A couple of points regarding your question.

The next generation for mobility will be lithium-chemistry solid-state electrolyte batteries. Although these have some enhanced capabilities that apply to BESS, they are mainly an improvement for mobility applications.

Regarding material costs there are many tracks running that may decrease this for future batteries.

One is obviously to reduce the cost of lithium and other rare materials that go into lithium-chemistry batteries. One track is to use sodium in lieu of lithium. Both of these elements are alkali metals, and have similar characteristics, except sodium is much less expensive. 

Also reducing cobalt is a big priority. Currently it looks like a move to 811 NCM (Nickel Cobalt Manganese) cathode chemistry will result in massive reductions in the cobalt content in lieu of nickel. 811 quite simply stands for 8 parts nickel, 1 part cobalt, 1 part manganese. It is the natural evolution from the traditional 111 chemistry (equal parts of each), 523 (5 parts nickel, 2 parts cobalt and 3 parts manganese) and 622.

The reason that I've taken this excursion into LiIon chemistry is that, as chemistries and configurations designed specifically for mobility and BESS, there will be a natural tendency for their chemistry and configuration to diverge, potentially reducing their additive economies of scale.

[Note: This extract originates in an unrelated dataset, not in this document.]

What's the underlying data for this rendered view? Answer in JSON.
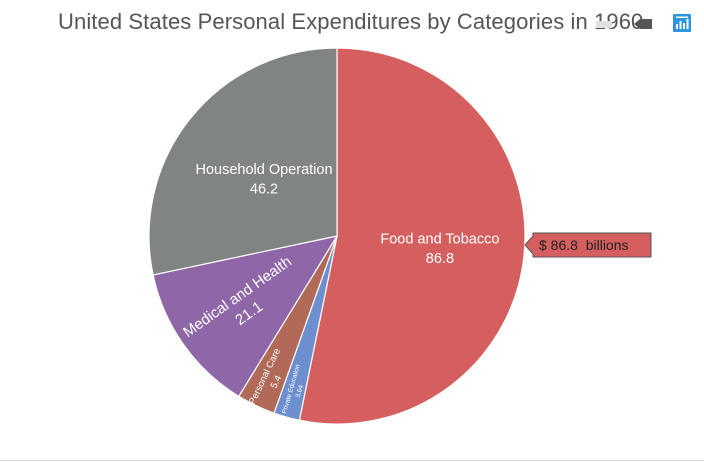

Both applications have very robust and rapidly growing  markets, so I believe this divergence will have little impact on their future, and may actually accelerate each of their growth.

-John

Hi Bob:

Existing (gas-fueled) peakers typically run from around 2:00PM to around 9:00PM. PV is symmetrical (roughly 8:00AM until 4:00 PM with a peak at noon in the summer). In order minimize the carbon from peakers and greatly increase the value of the PV-source power, the batteries will charge in the morning and match the peakers run-period.